In one embodiment, to prolong the life of the filament, the electron gun 110 may only be selectively activated during certain key steps of a stripping process that has numerous steps. For example, the electron gun may be turned on for fewer than 20% of all steps conducted during the stripping process.
In another embodiment, the electron gun 110 is turned on for no more than a predetermined percentage of time that the microwave source 140 is turned on. For example, the electron gun may only be turned on for, say, 25% of the time that the microwave source is turned on, and so has a 25% duty cycle relative to the microwave source.
And when it is turned on, the electron gun 110 may be used in either a continuous mode or in a pulsed mode, as needed.

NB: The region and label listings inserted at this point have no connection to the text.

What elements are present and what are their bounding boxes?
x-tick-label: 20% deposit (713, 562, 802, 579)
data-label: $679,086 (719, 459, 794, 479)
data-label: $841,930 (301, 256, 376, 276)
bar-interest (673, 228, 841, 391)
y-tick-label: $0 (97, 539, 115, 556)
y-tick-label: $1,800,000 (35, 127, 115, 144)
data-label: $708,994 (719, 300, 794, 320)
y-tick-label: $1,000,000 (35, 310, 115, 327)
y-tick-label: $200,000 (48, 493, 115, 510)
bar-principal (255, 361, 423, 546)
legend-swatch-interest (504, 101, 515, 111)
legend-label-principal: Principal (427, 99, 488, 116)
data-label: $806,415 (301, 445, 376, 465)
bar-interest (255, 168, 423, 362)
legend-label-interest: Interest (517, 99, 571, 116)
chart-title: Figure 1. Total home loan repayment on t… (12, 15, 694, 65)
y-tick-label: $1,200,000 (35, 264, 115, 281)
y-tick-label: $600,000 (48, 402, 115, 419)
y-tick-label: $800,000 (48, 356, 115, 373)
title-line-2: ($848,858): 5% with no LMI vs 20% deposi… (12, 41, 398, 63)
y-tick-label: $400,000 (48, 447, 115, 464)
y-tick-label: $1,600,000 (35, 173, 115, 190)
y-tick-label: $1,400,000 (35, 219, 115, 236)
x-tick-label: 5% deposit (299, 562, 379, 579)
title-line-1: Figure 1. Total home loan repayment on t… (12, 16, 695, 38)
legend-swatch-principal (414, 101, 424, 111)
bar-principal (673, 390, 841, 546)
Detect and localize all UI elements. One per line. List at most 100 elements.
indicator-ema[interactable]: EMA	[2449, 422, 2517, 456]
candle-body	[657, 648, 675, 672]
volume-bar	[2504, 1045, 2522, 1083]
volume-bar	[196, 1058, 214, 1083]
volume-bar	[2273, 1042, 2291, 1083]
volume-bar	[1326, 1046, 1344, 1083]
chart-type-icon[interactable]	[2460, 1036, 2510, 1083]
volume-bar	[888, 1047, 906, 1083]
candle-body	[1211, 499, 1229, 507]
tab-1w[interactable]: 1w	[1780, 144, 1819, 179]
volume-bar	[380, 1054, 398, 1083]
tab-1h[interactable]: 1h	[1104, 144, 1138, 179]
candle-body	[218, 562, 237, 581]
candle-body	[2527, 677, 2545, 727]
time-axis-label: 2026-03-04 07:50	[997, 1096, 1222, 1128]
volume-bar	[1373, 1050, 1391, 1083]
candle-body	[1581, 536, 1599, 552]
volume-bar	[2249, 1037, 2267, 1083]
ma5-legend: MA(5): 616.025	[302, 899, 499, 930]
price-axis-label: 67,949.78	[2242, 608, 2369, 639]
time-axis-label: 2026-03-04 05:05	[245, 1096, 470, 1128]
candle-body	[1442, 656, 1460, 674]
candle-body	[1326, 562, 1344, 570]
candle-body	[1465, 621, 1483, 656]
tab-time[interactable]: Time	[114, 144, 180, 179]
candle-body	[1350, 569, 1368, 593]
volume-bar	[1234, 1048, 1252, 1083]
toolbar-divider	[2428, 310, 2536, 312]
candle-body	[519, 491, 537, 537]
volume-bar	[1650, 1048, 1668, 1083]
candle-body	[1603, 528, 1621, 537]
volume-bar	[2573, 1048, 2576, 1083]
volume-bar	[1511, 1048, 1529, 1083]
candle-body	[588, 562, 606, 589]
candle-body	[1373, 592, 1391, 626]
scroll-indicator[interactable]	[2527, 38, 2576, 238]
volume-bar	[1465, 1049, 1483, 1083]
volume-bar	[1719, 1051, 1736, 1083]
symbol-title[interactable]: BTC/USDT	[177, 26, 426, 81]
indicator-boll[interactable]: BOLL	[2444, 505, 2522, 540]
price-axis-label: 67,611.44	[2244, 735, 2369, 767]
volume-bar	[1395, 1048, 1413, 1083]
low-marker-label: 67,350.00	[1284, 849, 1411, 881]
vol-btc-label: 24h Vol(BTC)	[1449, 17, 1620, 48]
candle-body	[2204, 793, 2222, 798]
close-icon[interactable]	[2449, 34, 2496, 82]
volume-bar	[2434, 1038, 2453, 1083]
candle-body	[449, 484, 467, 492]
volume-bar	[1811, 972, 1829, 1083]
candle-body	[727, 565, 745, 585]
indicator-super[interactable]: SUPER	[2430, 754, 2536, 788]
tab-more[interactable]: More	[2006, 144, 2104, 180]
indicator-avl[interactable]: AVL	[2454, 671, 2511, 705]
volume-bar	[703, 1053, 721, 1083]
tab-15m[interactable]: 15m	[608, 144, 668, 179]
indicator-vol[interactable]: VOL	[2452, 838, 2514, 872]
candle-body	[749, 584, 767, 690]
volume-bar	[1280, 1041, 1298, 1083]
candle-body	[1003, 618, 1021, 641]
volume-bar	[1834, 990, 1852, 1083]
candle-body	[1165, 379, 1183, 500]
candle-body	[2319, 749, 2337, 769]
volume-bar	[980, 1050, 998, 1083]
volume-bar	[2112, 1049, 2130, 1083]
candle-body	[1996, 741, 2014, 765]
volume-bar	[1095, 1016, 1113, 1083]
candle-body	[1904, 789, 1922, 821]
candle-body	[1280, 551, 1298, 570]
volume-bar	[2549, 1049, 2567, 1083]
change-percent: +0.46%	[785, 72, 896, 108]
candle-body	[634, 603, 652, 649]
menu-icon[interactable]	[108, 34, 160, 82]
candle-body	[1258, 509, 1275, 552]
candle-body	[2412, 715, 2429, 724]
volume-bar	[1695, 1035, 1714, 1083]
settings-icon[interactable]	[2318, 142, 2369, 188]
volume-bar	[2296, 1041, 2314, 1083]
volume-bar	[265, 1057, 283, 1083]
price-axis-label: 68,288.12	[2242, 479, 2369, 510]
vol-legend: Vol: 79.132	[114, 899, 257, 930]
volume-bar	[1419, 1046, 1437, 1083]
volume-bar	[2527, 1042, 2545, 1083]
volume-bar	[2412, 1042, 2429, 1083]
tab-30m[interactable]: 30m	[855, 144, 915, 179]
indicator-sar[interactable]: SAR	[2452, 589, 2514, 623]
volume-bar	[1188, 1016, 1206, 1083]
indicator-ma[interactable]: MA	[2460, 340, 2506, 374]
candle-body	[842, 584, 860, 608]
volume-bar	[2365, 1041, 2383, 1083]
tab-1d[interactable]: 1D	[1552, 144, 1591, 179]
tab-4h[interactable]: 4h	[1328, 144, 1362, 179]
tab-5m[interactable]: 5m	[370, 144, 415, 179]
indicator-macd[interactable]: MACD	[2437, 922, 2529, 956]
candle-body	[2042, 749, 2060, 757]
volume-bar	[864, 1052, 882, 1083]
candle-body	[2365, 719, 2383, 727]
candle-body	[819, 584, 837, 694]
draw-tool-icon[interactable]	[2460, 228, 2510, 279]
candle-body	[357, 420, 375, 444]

In one embodiment, the electron gun is pulsed wherein the pulse timing is on the order of between 100 ms and 10 s. The electron gun's duty cycle may be such that it is on for less than 30% of the time, even while it is pulsing.
Furthermore, the shutter 146 may be used to selectively open and close the apertures during any of the foregoing situations.
Although the present invention has been described to a certain degree of particularity, it should be understood that various alterations and modifications could be made without departing from the scope of the invention as hereinafter claimed. For instance, while in the foregoing discussion, only one electron source is connected to the chamber, there can be instances where it would be beneficial to couple two or multiple electron sources to the processing chamber. Also, instead of an activated hydrogen gas, and electron gun may be used to boost the amount of activated species even when the gas is not hydrogen.